A single swtch will cost much less than two relays. And iif you think wiring a single DPDT switch is complex, just try all of those relays and diodes.
 

Ya’akov

Joined Jan 27, 2019
5,663
If you use the scheme I suggested in post #16 then no snubbers are required because the switch is never making or breaking any current. AND it uses several fewer parts, and thus it will be much simpler to implement. Also, by never interrupting the current or starting the motor through the switch contacts, the switch will last a very long time.
A single swtch will cost much less than two relays. And iif you think wiring a single DPDT switch is complex, just try all of those relays and diodes.
Hey, @MisterBill2, you seem to have missed that the switches were one of the constraints of the project because they are part of an existing array, so the solution has to incorporate them.
 

MisterBill2

Joined Jan 23, 2018
11,881
Which switches? The mains switch? That would stay, at least one of them has to stay.OK, now I see I went back and looked at that picture more closely. So is another one of the buttons available? If not, the control can be achieved rather easily using a minor variation on the original scheme, EXCEPT that the switches will be switching DC. AND adding any diodes will prevent operation.

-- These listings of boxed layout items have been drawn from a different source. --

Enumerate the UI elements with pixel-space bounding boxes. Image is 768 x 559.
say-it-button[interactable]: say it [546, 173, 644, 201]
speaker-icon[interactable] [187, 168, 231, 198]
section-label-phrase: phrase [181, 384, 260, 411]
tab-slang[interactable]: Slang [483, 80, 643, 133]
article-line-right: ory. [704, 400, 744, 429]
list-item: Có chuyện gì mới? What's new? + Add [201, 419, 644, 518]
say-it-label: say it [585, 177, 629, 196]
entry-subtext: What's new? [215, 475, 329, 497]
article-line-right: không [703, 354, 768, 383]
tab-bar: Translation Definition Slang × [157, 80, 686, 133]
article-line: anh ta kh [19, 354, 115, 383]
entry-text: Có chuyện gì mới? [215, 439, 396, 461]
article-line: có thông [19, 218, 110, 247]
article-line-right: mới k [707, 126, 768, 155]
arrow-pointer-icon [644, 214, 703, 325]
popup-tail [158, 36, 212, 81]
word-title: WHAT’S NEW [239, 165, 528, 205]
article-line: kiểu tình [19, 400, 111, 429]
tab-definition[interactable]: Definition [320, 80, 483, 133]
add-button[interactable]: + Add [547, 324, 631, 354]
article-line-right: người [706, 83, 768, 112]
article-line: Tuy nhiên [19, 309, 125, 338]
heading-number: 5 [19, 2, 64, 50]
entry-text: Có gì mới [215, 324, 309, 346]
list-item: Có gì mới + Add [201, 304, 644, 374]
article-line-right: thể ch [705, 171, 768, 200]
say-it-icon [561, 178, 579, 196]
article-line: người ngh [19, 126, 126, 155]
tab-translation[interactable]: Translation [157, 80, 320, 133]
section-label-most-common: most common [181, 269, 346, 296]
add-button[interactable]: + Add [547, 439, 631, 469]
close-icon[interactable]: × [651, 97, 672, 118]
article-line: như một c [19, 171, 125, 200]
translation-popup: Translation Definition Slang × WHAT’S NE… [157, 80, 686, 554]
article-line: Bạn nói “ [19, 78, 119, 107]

That scheme works like this: Both supplies are powered, and the positive of one is tied to the negative of the other, and that junction also ties to one wire from the actuator The other wire from the actuator connects to one side of both switches. The second side of one power supply goes to the open switch second terminal, the second side of the other power supply goes to the second terminal of the other switch. Thus one switch will supply a positive voltage and the other switch will supply a negative voltage. And if one of the other buttons is available that can be used to energize the two power modules.
As for a seperate means to remove that gap filler, that could be made to be part of the mechanical linkage.